Date: Tue, 2 Oct 2001 18:18:59 +0100
From: "S Warhurst"
Subject: Efficient code?
Message-Id: <9pcsu3$k10@newton.cc.rl.ac.uk>
Sorry if you guys are getting fed up of helping me.. ignore me if you are ;)
1) If one wants to go through each line of a 100,000 line text file, looking
for one of 50 different strings, is the quickest way to do it (in terms of
processor time) to use 50 IF... ELSIF... commands? (some of these do require
regexp matching.. eg: "I like cornflakes for breakfast" where cornflakes
could be any breakfast cereal).
-----------------------------
2) If one has an array of email addresses like:
@emails = ('john@here.com', 'tim@there.com', 'bill@anisp.com',
'tim@there.com', 'john@here.com')
and wanted to make them unique I would use the line:
@emails = do {my %h; grep {!$h {$_} ++} @emails}
Is there an easy way to modify this line so that it gives a count of email
addresses aswell, resulting in an array like this:
@emails = (['bill@anisp.com', '1'],
['john@here.com', '2'],
['tim@there.com', '2']);
----------------------------
3) If I have an array like the following (there would actually be several
hundred of rows):
@array = (['bath.ac.uk', '46'],
['blackpool.ac.uk', '22'],
['hull.ac.uk', '13'],
['sussex.ac.uk', '36'],
['hull.ac.uk', '31'],
['blackpool.ac.uk', '2']);
and I want to find the unique domains in column 1 and total the values in
column 2 so it looks like this:
@array = (['bath.ac.uk', '46'],
['blackpool.ac.uk', '24'],
['hull.ac.uk', '44'],
['sussex.ac.uk', '36']);
The way I have written it is:
@array = sort { $a->[0] <=> $b->[0] } @array;
$c = 0;
for($r = 0;$r <= $#array;$r++)
{
if($array[$r][0] ne $array[$r+1][0])
{
$domains[$c][0] = $array[$r][0];
$domains[$c][1] += $array[$r][1];
$c++;
}
else
{
$domains[$c][0] = $array[$r][0];
$domains[$c][1] += $array[$r][1];
}
}
So, first of all it sorts the array by domain name.
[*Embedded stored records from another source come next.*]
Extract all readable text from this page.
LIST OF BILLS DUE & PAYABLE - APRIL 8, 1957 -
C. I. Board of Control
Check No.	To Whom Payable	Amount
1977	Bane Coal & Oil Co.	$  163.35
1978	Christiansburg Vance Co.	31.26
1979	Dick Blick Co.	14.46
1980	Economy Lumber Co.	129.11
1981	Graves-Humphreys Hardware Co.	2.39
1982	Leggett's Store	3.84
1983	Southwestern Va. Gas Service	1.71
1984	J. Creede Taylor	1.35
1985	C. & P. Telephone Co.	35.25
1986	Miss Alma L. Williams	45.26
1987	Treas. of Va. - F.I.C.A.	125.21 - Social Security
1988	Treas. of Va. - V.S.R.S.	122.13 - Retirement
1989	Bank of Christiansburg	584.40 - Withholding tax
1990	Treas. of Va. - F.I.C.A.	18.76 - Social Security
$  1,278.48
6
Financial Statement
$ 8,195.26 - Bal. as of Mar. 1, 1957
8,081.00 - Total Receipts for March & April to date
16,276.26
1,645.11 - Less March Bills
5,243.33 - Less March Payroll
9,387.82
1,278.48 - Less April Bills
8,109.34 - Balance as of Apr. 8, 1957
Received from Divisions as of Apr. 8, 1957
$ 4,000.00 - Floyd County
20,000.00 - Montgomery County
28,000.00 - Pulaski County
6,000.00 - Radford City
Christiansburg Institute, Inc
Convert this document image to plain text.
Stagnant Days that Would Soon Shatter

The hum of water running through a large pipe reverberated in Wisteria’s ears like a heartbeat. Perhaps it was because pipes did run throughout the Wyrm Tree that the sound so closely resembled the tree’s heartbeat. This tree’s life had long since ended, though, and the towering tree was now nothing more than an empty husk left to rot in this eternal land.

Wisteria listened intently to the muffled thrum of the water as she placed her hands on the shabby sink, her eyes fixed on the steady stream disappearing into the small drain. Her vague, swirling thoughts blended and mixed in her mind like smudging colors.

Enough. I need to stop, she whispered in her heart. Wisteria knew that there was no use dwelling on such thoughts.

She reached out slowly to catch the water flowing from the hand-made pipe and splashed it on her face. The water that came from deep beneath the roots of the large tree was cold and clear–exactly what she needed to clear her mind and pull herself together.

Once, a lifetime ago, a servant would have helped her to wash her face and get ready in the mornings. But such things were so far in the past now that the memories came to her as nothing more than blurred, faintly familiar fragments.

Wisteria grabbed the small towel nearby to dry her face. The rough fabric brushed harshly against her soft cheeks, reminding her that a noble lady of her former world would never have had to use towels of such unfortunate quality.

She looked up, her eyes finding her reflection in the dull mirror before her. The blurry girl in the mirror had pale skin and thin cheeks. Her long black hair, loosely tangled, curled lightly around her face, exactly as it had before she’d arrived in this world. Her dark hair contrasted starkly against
Then, it compares the domain name in the current row with the one in the
next row.
If it is different then it just places the domain name and associated value
in a new array (@domains) and increments $c which keep a count of the
position to enter data in the @domain array.
If it is the same it doesn't increment $c so that when it comes to the next
line it adds the value in column 1 to the existing one. It repeats this
until it's finished.
Is this the most efficient way to do this?
Thanks
---------¦
Bigus @ work
¦----------